10 comments on “Solid Day’s Work by Treliving, But…

  1. Gotta hand it to Bill Zito, Florida Panthers. Best GM in the NHL wins the cup, then watches some good players walk away as free agents. But then he signs a couple defencemen as reclamation projects each under a million dollars and for only a year, Nate Schmidt and Adam Boqvist. He did a similar thing last year with Kulikov and OEL. He resigned Kulikov to a team friendly deal. Brad Treliving spent too much money on bad contracts, bringing back max Domi and signing tanev to age 40. Both teams are same as they were last year. Leafs may make the playoffs, Florida may win another cup.

  2. Why does it always feel like we are swimming against the tide with the shore getting further away rather than close.

  3. Howard
    Although I agree that most teams need a Norris Type Defenseman to win a Stanley Cup as you have said ad nauseum, who was that Player on the Florida Panthers, all were good defenseman but none would have been considered for the Norris.

  4. Howard,
    I’ve changed my mind about Berube…..and for that matter Treliving.
    Adding defense instead of offense was the right move to make. Toronto has a storied history of always exhausting every possible move before employing the right one. OEL was an up-and-coming defenseman at one time….Not sure what happened to him? He’s kinda like a scratcher. There’s an opportunity for him to come to Toronto and become the Numero Uno defenseman. The door is open.
    Berube is a hardass as a coach. Keefe was too soft. Berube has more in common with Lou Lamoriello. The Snore 4 didn’t respond to Coach Softie when it mattered. Even when it doesn’t matter, Toronto doesn’t compete hard enough for the president’s trophy.

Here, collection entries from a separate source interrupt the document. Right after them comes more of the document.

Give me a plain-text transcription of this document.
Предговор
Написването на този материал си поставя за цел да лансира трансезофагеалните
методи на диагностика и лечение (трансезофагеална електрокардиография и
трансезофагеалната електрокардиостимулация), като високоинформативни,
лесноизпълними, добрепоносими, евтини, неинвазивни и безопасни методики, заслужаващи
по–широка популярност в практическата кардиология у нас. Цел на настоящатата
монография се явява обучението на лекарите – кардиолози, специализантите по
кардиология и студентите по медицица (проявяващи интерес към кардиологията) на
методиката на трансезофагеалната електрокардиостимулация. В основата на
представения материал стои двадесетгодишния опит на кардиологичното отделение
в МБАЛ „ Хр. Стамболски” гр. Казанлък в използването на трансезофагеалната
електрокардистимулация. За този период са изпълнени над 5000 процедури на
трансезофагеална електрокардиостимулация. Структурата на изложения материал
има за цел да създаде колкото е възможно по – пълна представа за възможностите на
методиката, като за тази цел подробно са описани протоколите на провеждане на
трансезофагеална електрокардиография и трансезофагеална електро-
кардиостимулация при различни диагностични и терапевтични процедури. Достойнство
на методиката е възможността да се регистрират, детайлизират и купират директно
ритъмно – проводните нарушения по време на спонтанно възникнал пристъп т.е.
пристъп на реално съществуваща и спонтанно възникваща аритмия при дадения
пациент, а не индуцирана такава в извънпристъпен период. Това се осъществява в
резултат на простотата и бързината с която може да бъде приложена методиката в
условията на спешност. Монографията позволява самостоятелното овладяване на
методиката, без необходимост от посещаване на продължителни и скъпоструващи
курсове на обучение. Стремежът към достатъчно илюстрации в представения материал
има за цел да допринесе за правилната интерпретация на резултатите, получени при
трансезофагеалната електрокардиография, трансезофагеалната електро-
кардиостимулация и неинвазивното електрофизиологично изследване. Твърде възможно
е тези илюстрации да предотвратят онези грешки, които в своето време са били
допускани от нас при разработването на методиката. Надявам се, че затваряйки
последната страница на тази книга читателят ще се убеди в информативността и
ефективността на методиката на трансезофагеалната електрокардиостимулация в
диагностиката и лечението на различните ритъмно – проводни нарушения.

  5. As much as I like Chris Tanev, I’m not convinced we aren’t due for another 5 years of mediocrity here. “Everything on the table” was obviously BS inasmuch as the real problem with this team was never going to be resolved. Whether they wouldn’t or couldn’t does not matter, the result is the same.
    In a nutshell, they have accomplished little or nothing since Berube was hired.
    Our goaltending problem was addressed with a wing and a prayer. The addition of Tanev will certainly help the defense but resigning Lilly and adding a bunch of old, limited and/or hobbled men is not the answer. I predict that LTIR will get a good workout this year. As for the forward group, they actually went backwards.
    The fundamental flaw with this team was not just ridiculous contracts for the big 5, but the ingrained attitude and work ethic amongst this group that manifests itself in inconsistent play and a disappearing act at the most important time of year. Worse yet, they are the ones wearing the letters.
    In the end, nothing has changed. Rielly will still turtle every time an opponent comes near, Nylander will still play when he wants to, Marner will still roam the ice and show off and Matthews will still believe that they have a good team.
    Does anybody really believe that a new voice at coach is going to change all that? To quote an old adage, a Leopard can’t change its spots. All hail Keith Pelley and the masterminds at MLSE.

  6. I was really annoyed to hear that Quenneville et al were released today. Only because he was my choice to replace Keefe. Now he’ll be lost to some other team. Today’s moves regarding the back end and in net were a nice bit of positive maneuvering and a relief from all of the negativity that has been hashed over and over again.

  7. Interesting Blueline additions that could turn out to be excellent. OEL is better than Morgan Rielly. Goaltending might be okay. They do have some prospects in net if they need them. Up front, the forward group is about the same. Overall, it is a good Canada Day for Brad.